Conflit Israël-Hamas«Parasites!»: la colère monte contre les ultra-orthodoxes
En pleine guerre et à l’heure de la mobilisation générale, la colère monte contre les ultra-orthodoxes, protégés de Benjamin Netanyahu qui refusent d’envoyer leurs enfants à l’armée pour ne pas y perdre leur «pureté» religieuse.
Le sujet a pris de l’ampleur après plusieurs manifestations ces derniers jours et secoue la fragile coalition du premier ministre Benjamin Netanyahu, sommé d’agir au nom de «l’équité sociale» dans le pays. «Bande de feignasses!», «Parasites!»: dans le centre de Jérusalem, quelques jeunes Israéliens se sont lâchés lundi face à un petit groupe d’une vingtaine d’ultra-orthodoxes en tenue traditionnelle venus narguer leur manifestation en priant, dansant et chantant à tue-tête: «Plutôt mourir que d’aller à l’armée!»
A une vingtaine de mètres de là, près d’un millier de personnes, drapeaux israéliens en main, étaient rassemblées pour exiger du gouvernement qu’il oblige «enfin» les haredim («Ceux qui craignent Dieu») à faire leur service militaire. Parmi eux, de nombreux soldats réservistes. Peu après le 7 octobre, Oren Shvill est ainsi venu retrouver son unité. «C’est comme ça, quand vous êtes un Israélien normal. Et toute la société doit contribuer», assène-t-il.
C’est au moment de la création de l’Etat d’Israël que les haredim étudiant à plein temps dans les yeshivot (instituts d’études talmudiques) ont été exemptés de service militaire. A l’époque, il s’agissait de permettre à une élite de 400 jeunes de préserver le monde des études des textes sacrés en grande partie décimé pendant la Shoah.
«Trouver un accord»
Mais les haredim sont aujourd’hui 1,3 million. Et les effectifs gonflent: l’an dernier, 66'000 haredim âgés de 18 à 26 ans ont été exemptés de service militaire. La plupart des haredim réclament le maintien de cette exemption pour tous les étudiants, jugeant l’armée incompatible avec leur système de valeurs, où seule l’autorité de Dieu prévaut. Et Netanyahu est aux petits soins pour eux, les deux grands partis ultra-orthodoxes, Shas et Judaïsme unifié de la Torah, étant membres de son gouvernement qu’ils peuvent faire tomber à tout moment.

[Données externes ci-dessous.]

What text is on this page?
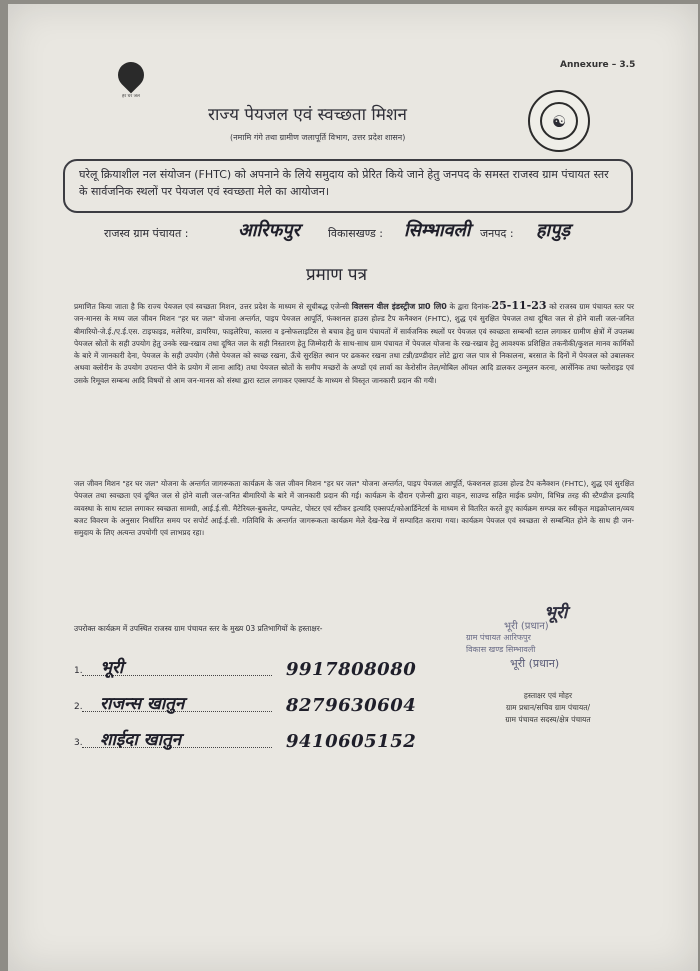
Annexure – 3.5
हर घर जल
☯
राज्य पेयजल एवं स्वच्छता मिशन
(नमामि गंगे तथा ग्रामीण जलापूर्ति विभाग, उत्तर प्रदेश शासन)
घरेलू क्रियाशील नल संयोजन (FHTC) को अपनाने के लिये समुदाय को प्रेरित किये जाने हेतु जनपद के समस्त राजस्व ग्राम पंचायत स्तर के सार्वजनिक स्थलों पर पेयजल एवं स्वच्छता मेले का आयोजन।
राजस्व ग्राम पंचायत :	आरिफपुर	विकासखण्ड : सिम्भावली जनपद : हापुड़
प्रमाण पत्र
प्रमाणित किया जाता है कि राज्य पेयजल एवं स्वच्छता मिशन, उत्तर प्रदेश के माध्यम से सूचीबद्ध एजेन्सी विलसन वील इंडस्ट्रीज प्रा0 लि0 के द्वारा दिनांक-25-11-23 को राजस्व ग्राम पंचायत स्तर पर जन-मानस के मध्य जल जीवन मिशन "हर घर जल" योजना अन्तर्गत, पाइप पेयजल आपूर्ति, फंक्शनल हाउस होल्ड टैप कनैक्शन (FHTC), शुद्ध एवं सुरक्षित पेयजल तथा दूषित जल से होने वाली जल-जनित बीमारियो-जे.ई./ए.ई.एस. टाइफाइड, मलेरिया, डायरिया, फाइलेरिया, कालरा व इन्सेफलाइटिस से बचाव हेतु ग्राम पंचायतों में सार्वजनिक स्थलों पर पेयजल एवं स्वच्छता सम्बन्धी स्टाल लगाकर ग्रामीण क्षेत्रों में उपलब्ध पेयजल स्रोतों के सही उपयोग हेतु उनके रख-रखाव तथा दूषित जल के सही निस्तारण हेतु जिम्मेदारी के साथ-साथ ग्राम पंचायत में पेयजल योजना के रख-रखाव हेतु आवश्यक प्रशिक्षित तकनीकी/कुशल मानव कार्मिकों के बारे में जानकारी देना, पेयजल के सही उपयोग (जैसे पेयजल को स्वच्छ रखना, ऊँचे सुरक्षित स्थान पर ढककर रखना तथा टन्नी/डण्डीदार लोटे द्वारा जल पात्र से निकालना, बरसात के दिनों में पेयजल को उबालकर अथवा क्लोरीन के उपयोग उपरान्त पीने के प्रयोग में लाना आदि) तथा पेयजल स्रोतों के समीप मच्छरों के अण्डों एवं लार्वा का केरोसीन तेल/मोबिल ऑयल आदि डालकर उन्मूलन करना, आर्सेनिक तथा फ्लोराइड एवं उसके रिमूवल सम्बन्ध आदि विषयों से आम जन-मानस को संस्था द्वारा स्टाल लगाकर एक्सपर्ट के माध्यम से विस्तृत जानकारी प्रदान की गयी।
जल जीवन मिशन "हर घर जल" योजना के अन्तर्गत जागरूकता कार्यक्रम के जल जीवन मिशन "हर घर जल" योजना अन्तर्गत, पाइप पेयजल आपूर्ति, फंक्शनल हाउस होल्ड टैप कनैक्शन (FHTC), शुद्ध एवं सुरक्षित पेयजल तथा स्वच्छता एवं दूषित जल से होने वाली जल-जनित बीमारियों के बारे में जानकारी प्रदान की गई। कार्यक्रम के दौरान एजेन्सी द्वारा वाहन, साउण्ड सहित माईक प्रयोग, विभिन्न तरह की स्टैण्डीज इत्यादि व्यवस्था के साथ स्टाल लगाकर स्वच्छता सामग्री, आई.ई.सी. मैटेरियल-बुकलेट, पम्पलेट, पोस्टर एवं स्टीकर इत्यादि एक्सपर्ट/कोआर्डिनेटर्स के माध्यम से वितरित करते हुए कार्यक्रम सम्पन्न कर स्वीकृत माइक्रोप्लान/व्यय बजट विवरण के अनुसार निर्धारित समय पर सपोर्ट आई.ई.सी. गतिविधि के अन्तर्गत जागरूकता कार्यक्रम मेले देख-रेख में सम्पादित कराया गया। कार्यक्रम पेयजल एवं स्वच्छता से सम्बन्धित होने के साथ ही जन-समुदाय के लिए अत्यन्त उपयोगी एवं लाभप्रद रहा।
उपरोक्त कार्यक्रम में उपस्थित राजस्व ग्राम पंचायत स्तर के मुख्य 03 प्रतिभागियों के हस्ताक्षर-
1. भूरी	9917808080
2. राजन्स खातुन	8279630604
3. शाईदा खातुन	9410605152
भूरी
भूरी (प्रधान)
ग्राम पंचायत आरिफपुर
विकास खण्ड सिम्भावली
भूरी (प्रधान)
हस्ताक्षर एवं मोहर
ग्राम प्रधान/सचिव ग्राम पंचायत/
ग्राम पंचायत सदस्य/क्षेत्र पंचायत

Le débat a rebondi avec le 7 octobre. Puis quand l’armée a annoncé vouloir, pour avoir plus de troupes à disposition, allonger sa durée et celle de l’engagement des réservistes. Il a commencé cette semaine à secouer le gouvernement: mercredi, le ministre de la Défense, Yoav Gallant, a semblé défier son Premier ministre en annonçant une réforme du service militaire visant à inclure les haredim, et exigé que l’ensemble du gouvernement la soutienne. Netanyahu a alors annoncé son intention de «trouver un accord» pour intégrer les haredim dans l’armée, sans faire imploser la coalition et provoquer des élections «en pleine guerre» qui «bloqueraient tout», a-t-il souligné.
Pas un monde homogène
Les haredim vivent et se marient à l’intérieur de leurs communautés, craignent de voir leurs enfants perdre leur «pureté» religieuse et s’éloigner de leurs valeurs religieuses et traditionnelle en se confrontant au reste de la société à l’armée. Mais ce n’est pas un monde homogène: selon un chercheur en religions de Jérusalem, «20 à 30%» des haredim se sont rapprochés du reste de la société depuis 30 ans en travaillant en entreprise, via le service civil ou des activités sociales. Parmi eux, un peu plus d’un millier s’engagent dans l’armée chaque année, au risque d’être mis au ban de leurs communautés. Il y a eu plus de demandes après le 7 octobre, mais pas d’intégration massive.
L’armée ne se presse pas pour les enrôler. »Ce ne sont pas de bons combattants, et nous n’avons pas le temps, en pleine guerre, de prendre des mois pour former des gens sans éducation» autre que religieuse, glisse un ancien haut gradé. Nombre d’observateurs mettent en garde contre une obligation soudaine et générale, qui sera refusée et risque de mettre le feu au gouvernement ou aux bastions des haredim.